Ellipsis comes from the Greek ἔλλειψις, “omission”. In linguistics it is the omission from a clause of one or more words that are deemed unnecessary.
Ellipsis after linkers
- We leave out a repeated subject with And, But, Or, Then (then is optional) use ‘Abot’ to remember.
He kissed and hugged the girl.
- You can not leave out the subject with Before, after, because, when, while. use ‘‘Abbww‘ to remember.
He kissed Maria after he hugged Jake.
Ellipsis after auxiliaries
- Leave out repeated verbs phrases adjectives etc. and just repeat the auxiliary verb or modal
Jake has never kissed Maria but Alex has.
- We can use a different auxiliary or modal.
Jake should kiss her but he won’t.
Ellipsis after infinitives
- Leave out repeated verbs phrases after the infinitive with ‘to’
He wanted to go but I didn’t want him to.
Ellipsis with so
With positive clauses we often use ‘so’ instead of repeating the clause.
We do this with verbs related to mental processes: assume, believe, expect, imagine, guess, hope, suppose, reckon, think.
He asked me if his marriage was happy and I said “I suppose so.”

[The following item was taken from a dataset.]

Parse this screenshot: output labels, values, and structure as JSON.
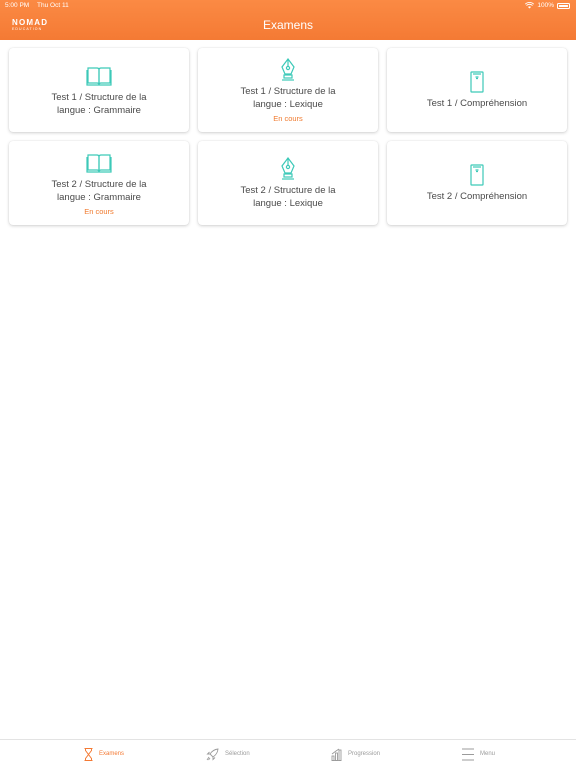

And after the verbs: to be afraid, say, seem
He asked me if we had an exam and I said “I’m afraid so.”
Ellipsis with so and not
With negative clauses we use verb + not with these verbs: assume, be afraid, guess, hope, presume, expect, suspect
He asked me if we had an exam and I said “I’ hope not.”
With negative clauses we use verb + not + so in the case of: think
He asked me if we had an exam and I said “I don’t think so.”
With the rest of the conceptual verbs we can use either of the above forms in negative clauses: appear, expect, believe, suppose, imagine, seem.
He asked me if we had an exam and I said “I believe not / I don’t believe so.”